Evangelio (Lc 14,25-33)
Iba con él mucha gente, y se volvió hacia ellos y les dijo:
- Si alguno viene a mí y no odia a su padre y a su madre y a su mujer y a sus hijos y a sus hermanos y sus hermanas, hasta su propia vida, no puede ser mi discípulo. Y el que no carga con su cruz y viene detrás de mí, no puede ser mi discípulo.
Porque, ¿quién de vosotros, al querer edificar una torre, no se sienta primero a calcular los gastos a ver si tiene para acabarla? No sea que después de poner los cimientos y no poder acabar, todos los que lo vean empiecen a burlarse de él, y digan: “Este hombre comenzó a edificar y no pudo terminar”. O qué rey, que sale a luchar contra otro rey, no se sienta antes a deliberar si puede enfrentarse con diez mil hombres al que viene contra él con veinte mil? Y si no, cuando todavía está lejos, envía una embajada para pedir condiciones de paz. Así pues, cualquiera de vosotros que no renuncia a todos sus bienes no puede ser mi discípulo.
Comentario al Evangelio
Jesús se ve acompañado por mucha gente, y sabe que algunos de los que le siguen no lo hacen con buenas disposiciones. Junto a aquellos que le acompañan con una recta intención, otros lo hacen para poder vivir algo extraordinario, presenciar algún milagro; otros por curiosidad e incluso algunos para poder descalificarlo. Tú y yo podemos preguntarnos cómo seguimos a Cristo, qué nos impulsa a seguirle, si nos dejamos llevar por la rutina en las normas u obligaciones que ya hemos incorporado a nuestro horario o si por el contrario, secundando la gracia, procuramos identificarnos con Él.
La única respuesta válida para seguir Cristo es por una razón de amor, de correspondencia al amor que nos tiene. El evangelio de hoy no es sino una manifestación del primer mandamiento: “Amarás al Señor tu Dios con todo tu corazón, con toda tu mente y con todas tus fuerzas” (Mt 12,30). Un mandamiento de amor que el Señor dirige a todos, válido para todas las personas y para todos los tiempos. Todo debe posponerse a ese amor. Algo que ocurre, cuando el amor de Dios llena el corazón de una persona. “Quien a Dios tiene nada le falta, solo Dios basta”, como decía Santa Teresa.

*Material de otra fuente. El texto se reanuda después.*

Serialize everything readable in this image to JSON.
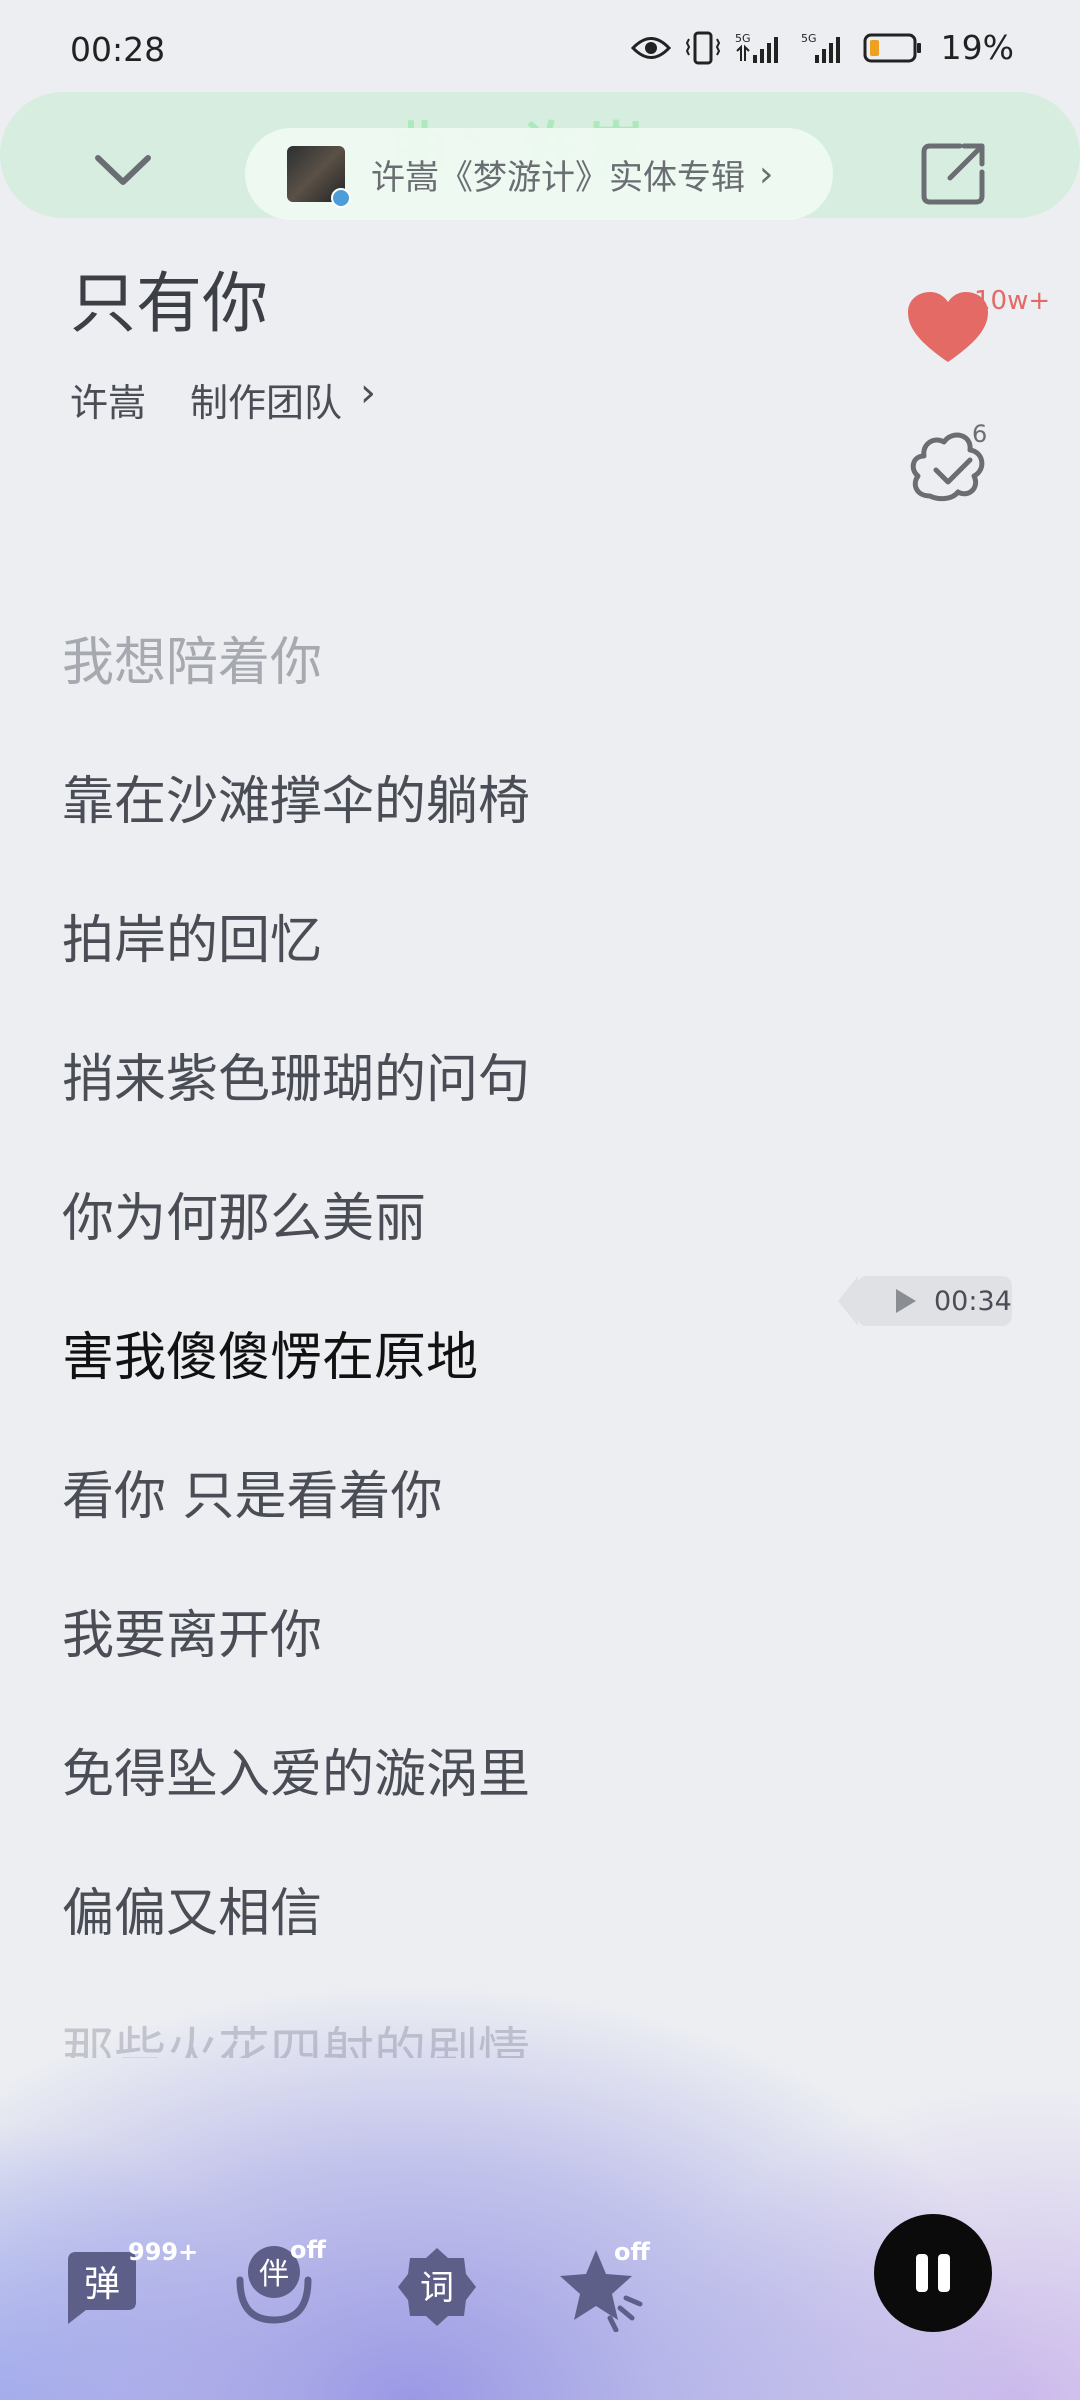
{
  "status": {
    "time": "00:28",
    "battery": "19%",
    "network1": "5G",
    "network2": "5G"
  },
  "header": {
    "watermark": "曲：许嵩",
    "album_text": "许嵩《梦游计》实体专辑",
    "album_chevron": "›"
  },
  "song": {
    "title": "只有你",
    "artist": "许嵩",
    "team": "制作团队",
    "team_chevron": "›",
    "like_count": "10w+",
    "comment_count": "6"
  },
  "lyrics": [
    {
      "text": "我想陪着你",
      "state": "past"
    },
    {
      "text": "靠在沙滩撑伞的躺椅",
      "state": "normal"
    },
    {
      "text": "拍岸的回忆",
      "state": "normal"
    },
    {
      "text": "捎来紫色珊瑚的问句",
      "state": "normal"
    },
    {
      "text": "你为何那么美丽",
      "state": "normal"
    },
    {
      "text": "害我傻傻愣在原地",
      "state": "current"
    },
    {
      "text": "看你 只是看着你",
      "state": "normal"
    },
    {
      "text": "我要离开你",
      "state": "normal"
    },
    {
      "text": "免得坠入爱的漩涡里",
      "state": "normal"
    },
    {
      "text": "偏偏又相信",
      "state": "normal"
    },
    {
      "text": "那些火花四射的剧情",
      "state": "faded"
    }
  ],
  "seek": {
    "time": "00:34"
  },
  "controls": {
    "danmu_label": "弹",
    "danmu_count": "999+",
    "accompany_label": "伴",
    "accompany_state": "off",
    "lyrics_label": "词",
    "effect_state": "off"
  },
  "colors": {
    "accent_like": "#e46a66",
    "bottom_glow": "#9a98e0"
  }
}
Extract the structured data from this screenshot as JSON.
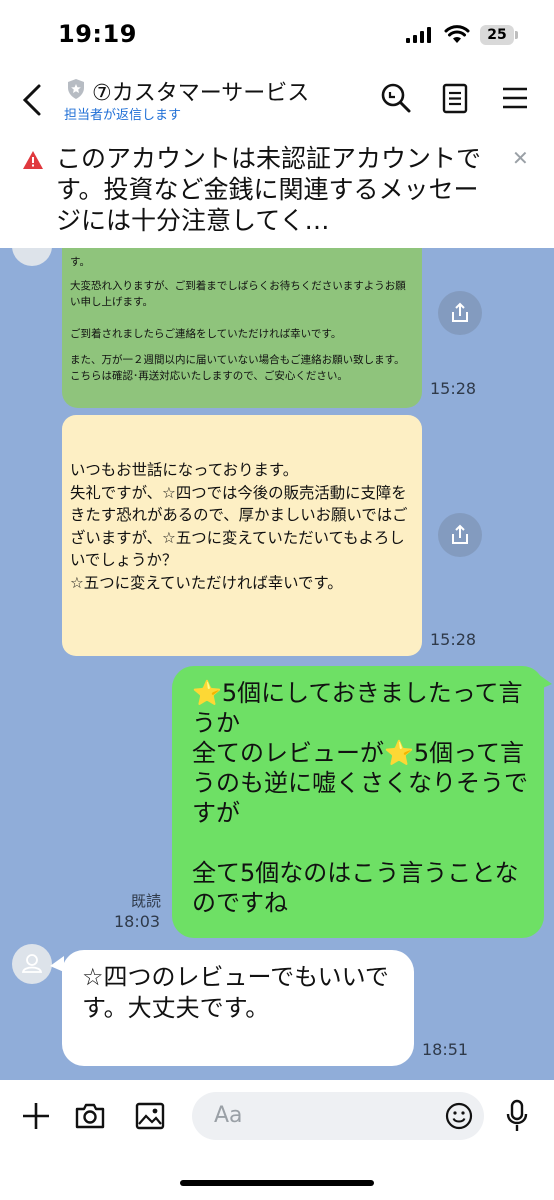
{
  "status_bar": {
    "time": "19:19",
    "battery": "25"
  },
  "header": {
    "account_name": "⑦カスタマーサービス",
    "subtitle": "担当者が返信します"
  },
  "warning": {
    "text": "このアカウントは未認証アカウントです。投資など金銭に関連するメッセージには十分注意してく…",
    "close_glyph": "✕"
  },
  "messages": [
    {
      "from": "other",
      "style": "green-image",
      "lines": [
        "す。",
        "大変恐れ入りますが、ご到着までしばらくお待ちくださいますようお願い申し上げます。",
        "ご到着されましたらご連絡をしていただければ幸いです。",
        "また、万が一２週間以内に届いていない場合もご連絡お願い致します。こちらは確認･再送対応いたしますので、ご安心ください。"
      ],
      "time": "15:28"
    },
    {
      "from": "other",
      "style": "yellow-image",
      "text": "いつもお世話になっております。\n失礼ですが、☆四つでは今後の販売活動に支障をきたす恐れがあるので、厚かましいお願いではございますが、☆五つに変えていただいてもよろしいでしょうか？\n☆五つに変えていただければ幸いです。",
      "time": "15:28"
    },
    {
      "from": "me",
      "text": "⭐5個にしておきましたって言うか\n全てのレビューが⭐5個って言うのも逆に嘘くさくなりそうですが\n\n全て5個なのはこう言うことなのですね",
      "read_label": "既読",
      "time": "18:03"
    },
    {
      "from": "other",
      "text": "☆四つのレビューでもいいです。大丈夫です。",
      "time": "18:51"
    }
  ],
  "input": {
    "placeholder": "Aa"
  },
  "colors": {
    "chat_bg": "#90add9",
    "my_bubble": "#6ee065",
    "warning_red": "#e0393e",
    "link_blue": "#1f6fd6"
  },
  "icons": [
    "back-icon",
    "shield-icon",
    "search-icon",
    "note-icon",
    "menu-icon",
    "warning-icon",
    "close-icon",
    "share-icon",
    "avatar-icon",
    "plus-icon",
    "camera-icon",
    "image-icon",
    "emoji-icon",
    "mic-icon"
  ]
}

Un amor así no es fruto de profundas meditaciones ni siquiera de continuos actos de voluntad. Es un don, una gracia que Dios nos da, para poder amarle con un amor absoluto e incondicional, que se hace eterno tras la muerte. Cuando respondamos con todo nuestro ser a Dios que se nos entrega, podremos amar a las personas y a las cosas como Dios las ama, pero antes tenemos que dar ese paso, la desposesión radical de uno mismo, que nos enseña Jesús en el evangelio: “Si alguno quiere venir en pos de mí, que se niegue a sí mismo, que tome su cruz y que me siga” (Mt 16,24).